Part D of the open-label trial treated 23 children aged 2 to less than 4 years with SCD with weight-based equivalent dose of voxelotor of 1500 mg/day for up to 48 weeks. Voxelotor is given as an oral suspension or in dispersible tablets. The primary endpoints were treatment-emergent adverse events (TEAEs) and serious AEs. Secondary endpoints included change from baseline at 24 weeks in hemoglobin levels and markers of hemolysis.
At baseline, the median age at was 2.0 years, 60.9% of patients were male, and 39.1% of patients were Black or African American, 39.1% were White, and 21.7% were Middle Eastern or North African. HbSS was the most common SCD genotype, which was present among 82.6% of patients. The mean baseline hemoglobin was 8.4 g/dL, the mean fetal hemoglobin was 19.4%, and the mean white blood cell count was 10.9 x 109 /L. There were 69.6% of patients currently treated with hydroxyurea and concurrent hydroxyurea was allowed during the study.

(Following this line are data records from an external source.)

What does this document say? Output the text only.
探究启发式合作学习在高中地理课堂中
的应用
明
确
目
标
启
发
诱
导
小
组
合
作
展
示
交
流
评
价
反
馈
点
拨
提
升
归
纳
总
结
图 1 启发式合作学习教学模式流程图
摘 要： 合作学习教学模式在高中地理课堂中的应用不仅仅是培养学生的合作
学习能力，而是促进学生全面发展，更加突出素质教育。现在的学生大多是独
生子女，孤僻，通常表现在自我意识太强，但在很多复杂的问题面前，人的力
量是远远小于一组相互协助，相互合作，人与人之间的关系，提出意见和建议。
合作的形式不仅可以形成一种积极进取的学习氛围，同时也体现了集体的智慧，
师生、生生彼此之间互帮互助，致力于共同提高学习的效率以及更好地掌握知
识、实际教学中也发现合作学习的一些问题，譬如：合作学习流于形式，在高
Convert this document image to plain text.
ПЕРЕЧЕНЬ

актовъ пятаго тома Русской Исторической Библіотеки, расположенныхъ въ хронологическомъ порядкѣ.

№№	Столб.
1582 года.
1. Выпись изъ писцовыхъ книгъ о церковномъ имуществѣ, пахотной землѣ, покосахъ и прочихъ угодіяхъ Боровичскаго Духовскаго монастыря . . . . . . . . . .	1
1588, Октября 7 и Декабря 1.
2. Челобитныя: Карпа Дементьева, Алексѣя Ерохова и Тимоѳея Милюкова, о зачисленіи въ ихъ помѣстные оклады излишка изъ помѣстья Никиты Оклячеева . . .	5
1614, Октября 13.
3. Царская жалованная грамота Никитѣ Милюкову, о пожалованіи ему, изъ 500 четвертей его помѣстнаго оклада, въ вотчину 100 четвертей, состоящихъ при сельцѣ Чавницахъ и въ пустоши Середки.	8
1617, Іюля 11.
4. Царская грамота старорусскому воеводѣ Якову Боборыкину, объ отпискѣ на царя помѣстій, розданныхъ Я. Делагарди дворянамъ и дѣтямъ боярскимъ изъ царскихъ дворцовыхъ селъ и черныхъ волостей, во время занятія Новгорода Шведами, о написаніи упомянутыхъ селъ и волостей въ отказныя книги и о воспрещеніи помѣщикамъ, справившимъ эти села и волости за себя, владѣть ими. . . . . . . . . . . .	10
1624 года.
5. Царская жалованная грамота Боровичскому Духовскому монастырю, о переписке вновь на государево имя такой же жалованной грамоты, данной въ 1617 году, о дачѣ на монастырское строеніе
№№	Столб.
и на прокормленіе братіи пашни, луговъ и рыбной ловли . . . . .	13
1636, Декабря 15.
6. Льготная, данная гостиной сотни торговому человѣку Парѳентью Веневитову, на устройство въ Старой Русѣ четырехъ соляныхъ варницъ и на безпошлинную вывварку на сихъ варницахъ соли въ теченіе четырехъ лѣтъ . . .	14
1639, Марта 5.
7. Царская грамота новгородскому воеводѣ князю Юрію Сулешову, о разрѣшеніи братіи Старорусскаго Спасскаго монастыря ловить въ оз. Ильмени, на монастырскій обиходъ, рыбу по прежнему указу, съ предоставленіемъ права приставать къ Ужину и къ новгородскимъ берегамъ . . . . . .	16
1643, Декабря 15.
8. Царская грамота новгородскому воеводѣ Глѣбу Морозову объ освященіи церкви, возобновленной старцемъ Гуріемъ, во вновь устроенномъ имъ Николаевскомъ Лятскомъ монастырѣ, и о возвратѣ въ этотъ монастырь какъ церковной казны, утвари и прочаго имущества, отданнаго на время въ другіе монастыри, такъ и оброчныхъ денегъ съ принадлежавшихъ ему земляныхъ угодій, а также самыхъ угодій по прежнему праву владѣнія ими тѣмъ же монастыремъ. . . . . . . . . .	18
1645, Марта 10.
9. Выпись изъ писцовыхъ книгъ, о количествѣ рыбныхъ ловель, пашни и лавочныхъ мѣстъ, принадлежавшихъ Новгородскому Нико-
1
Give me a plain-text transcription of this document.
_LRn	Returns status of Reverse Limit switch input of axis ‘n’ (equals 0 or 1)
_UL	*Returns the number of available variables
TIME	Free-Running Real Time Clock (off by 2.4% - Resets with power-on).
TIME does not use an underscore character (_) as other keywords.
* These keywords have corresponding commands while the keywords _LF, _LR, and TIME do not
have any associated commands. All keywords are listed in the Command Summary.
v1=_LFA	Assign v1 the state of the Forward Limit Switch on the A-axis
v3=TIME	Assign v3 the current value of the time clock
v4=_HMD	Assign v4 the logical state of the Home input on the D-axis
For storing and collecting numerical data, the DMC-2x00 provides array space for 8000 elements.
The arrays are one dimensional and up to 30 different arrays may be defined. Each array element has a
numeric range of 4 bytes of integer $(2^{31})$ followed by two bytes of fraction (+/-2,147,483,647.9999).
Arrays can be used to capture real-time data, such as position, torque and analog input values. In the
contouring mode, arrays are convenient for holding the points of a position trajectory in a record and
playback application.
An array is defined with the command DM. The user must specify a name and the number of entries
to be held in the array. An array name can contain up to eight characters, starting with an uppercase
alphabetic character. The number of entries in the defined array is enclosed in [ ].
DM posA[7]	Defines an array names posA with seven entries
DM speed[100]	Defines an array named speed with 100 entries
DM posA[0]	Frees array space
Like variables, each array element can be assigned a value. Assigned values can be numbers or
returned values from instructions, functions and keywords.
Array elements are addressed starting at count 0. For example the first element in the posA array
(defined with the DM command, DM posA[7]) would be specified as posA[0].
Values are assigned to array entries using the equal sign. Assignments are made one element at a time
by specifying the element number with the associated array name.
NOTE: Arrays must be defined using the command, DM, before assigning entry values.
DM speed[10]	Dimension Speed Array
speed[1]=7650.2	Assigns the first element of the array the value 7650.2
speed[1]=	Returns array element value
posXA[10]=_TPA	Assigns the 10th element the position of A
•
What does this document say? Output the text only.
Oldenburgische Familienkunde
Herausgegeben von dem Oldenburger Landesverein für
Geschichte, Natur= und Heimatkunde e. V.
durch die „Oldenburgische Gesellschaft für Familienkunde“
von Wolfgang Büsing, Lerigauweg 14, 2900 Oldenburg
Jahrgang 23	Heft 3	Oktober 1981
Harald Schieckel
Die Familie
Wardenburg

TRAEs were reported among 91.3% of patients, including 42.9% that were grade 3, 28.6% that were grade 2, and 28.6% that were grade 1. There were no grade 4 or 5 events. The rate of serious AEs was 47.8%, with the most common being anemia and pyrexia. Treatment-related AEs that were unrelated to SCD occurred among 13.0% of patients, none of which were serious.
Of the 20 patients evaluable for efficacy at 24 weeks, the mean increase in hemoglobin from baseline was 0.6 g/dL. There were 45.0% of patients who demonstrated a hemoglobin response that was greater than 1 g/dL. Throughout the study, there were 75.0% of patients who achieved a hemoglobin response of greater than 1 g/dL at some point.
All markers of hemolysis decreased by 24 weeks. Indirect bilirubin decreased by 24.5%, reticulocytes by 3.65%, and lactate dehydrogenase by 0.4%.
The authors concluded that these findings were consistent with the results from part C of the same study and the pivotal HOPE trial in older age groups, “providing support for the use of voxelotor as a potential strategy for early mitigation of hemolysis and anemia in children with SCD aged 2 to less than 4 years.”
Disclosures: This research was supported by Pfizer. Please see the original reference for a full list of disclosures.
Fuh B, Inati A, Inusa BPD, et al. Interim safety and efficacy of voxelotor in children aged 2 to <4 years with sickle cell disease. ASPHO 2023; May 10-13, 2023. Abstract 378.